When I run my code, it works but for the post_text it only copies the last post on the reddit page 25 times. I know this is because its getting the entry and then posting it each time through the loop.

import requests
import urllib.request
from bs4 import BeautifulSoup as soup

my_url = 'https://old.reddit.com/r/all/'

request = urllib.request.Request(my_url,headers={'User-Agent': 'your bot 0.1'})
response = urllib.request.urlopen(request)
page_html = response.read()

page_soup = soup(page_html, "html.parser")

posts = page_soup.findAll("div", {"class": "top-matter"})
post = posts[0]

authors = page_soup.findAll("p", {"class":"tagline"})
author = authors[0]

filename = "redditAll.csv"
f = open(filename, "w")
headers = "Title of the post, Author of the post\n"
f.write(headers)

for post in posts:
    post_text = post.p.a.text.replace(",", " -")

for author in authors:
    username = author.a.text

    f.write(post_text + "," + username + "\n")
f.close()

Changed this

for post in posts:
    post_text = post.p.a.text.replace(",", " -")

for author in authors:
    username = author.a.text

To that

for post, author in zip(posts, authors):
    post_text = post.p.a.text.replace(",", " -")
    username = author.a.text

GhostCat
  • 9
  • 1
  • 1
  • 5

3 Answers3

1

You're doing the two loops separately. In your code below, you're looping through each post and assigning a string to post_text, but doing nothing else with it.
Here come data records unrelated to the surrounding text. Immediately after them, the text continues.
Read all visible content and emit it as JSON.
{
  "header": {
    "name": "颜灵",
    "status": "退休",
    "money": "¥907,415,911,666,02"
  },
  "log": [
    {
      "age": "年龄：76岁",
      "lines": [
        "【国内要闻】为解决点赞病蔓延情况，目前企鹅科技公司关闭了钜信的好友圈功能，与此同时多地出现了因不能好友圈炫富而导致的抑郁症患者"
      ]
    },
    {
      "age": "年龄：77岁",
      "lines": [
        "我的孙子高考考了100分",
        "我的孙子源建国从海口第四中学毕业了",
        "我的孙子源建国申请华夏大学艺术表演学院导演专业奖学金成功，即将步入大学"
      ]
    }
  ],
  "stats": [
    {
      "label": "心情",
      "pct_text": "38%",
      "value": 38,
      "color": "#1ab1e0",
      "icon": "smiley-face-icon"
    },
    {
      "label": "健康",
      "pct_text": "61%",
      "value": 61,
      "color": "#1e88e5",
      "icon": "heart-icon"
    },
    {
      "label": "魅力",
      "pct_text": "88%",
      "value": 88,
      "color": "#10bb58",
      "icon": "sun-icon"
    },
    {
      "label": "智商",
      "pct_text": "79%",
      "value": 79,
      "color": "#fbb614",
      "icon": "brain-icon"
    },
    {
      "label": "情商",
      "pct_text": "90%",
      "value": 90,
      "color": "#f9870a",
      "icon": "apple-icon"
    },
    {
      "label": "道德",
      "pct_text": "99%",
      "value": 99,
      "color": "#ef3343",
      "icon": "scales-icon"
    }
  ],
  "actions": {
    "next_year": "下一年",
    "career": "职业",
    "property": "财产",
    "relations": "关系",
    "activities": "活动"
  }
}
When that loop is done, post_text is the last thing it has been assigned as before it moves into the authors loop and writes a string with each author and the string you have stored in post_text.

for post in posts:
    post_text = post.p.a.text.replace(",", " -")

for author in authors:
    username = author.a.text

    f.write(post_text + "," + username + "\n")

Assuming that there are an equal number of elements in posts and authors, you should be able to fix it with the following:

for i in range(len(posts)):
    post_text = posts[i].p.a.text.replace(",", " -")
    username = authors[i].a.text

    f.write(post_text + "," + username + "\n")
LTheriault
  • 1,180
  • 6
  • 15
  • Thanks, that makes so much sense. I knew the loop was incorrect but I've looking at it for so long I couldn't wrap my head around it. – GhostCat Apr 17 '20 at 16:00
  • I added your code in and I'm sure it'll work but now I'm getting `Traceback (most recent call last): File "C:\Users\Me\Desktop\webscrape\reddit.py", line 34, in f.write(post_text + "," + username + "\n") File "C:\Program Files\WindowsApps\PythonSoftwareFoundation.Python.3.8_3.8.752.0_x64__qbz5n2kfra8p0\lib\encodings\cp1252.py", line 19, in encode return codecs.charmap_encode(input,self.errors,encoding_table)[0] UnicodeEncodeError: 'charmap' codec can't encode character '\U0001f60d' in position 195: character maps to ` – GhostCat Apr 17 '20 at 16:02
  • 1
    Someone else came across a similar issue with bs4, so hopefully there's an explanation for the particular issue there: https://stackoverflow.com/questions/27092833/unicodeencodeerror-charmap-codec-cant-encode-characters – LTheriault Apr 17 '20 at 16:03
  • 1
    Also, check out Keri's answer below. I personally think it's an even better way of handling the loop than what I gave. It's similar, but cleaner. – LTheriault Apr 17 '20 at 16:04
  • The new error is due to unicode characters in the post / author name. The top answer in LTheriault's link should fix it – Keri Apr 17 '20 at 16:06
1

LTheriault is correct, but I'd consider this more idiomatic.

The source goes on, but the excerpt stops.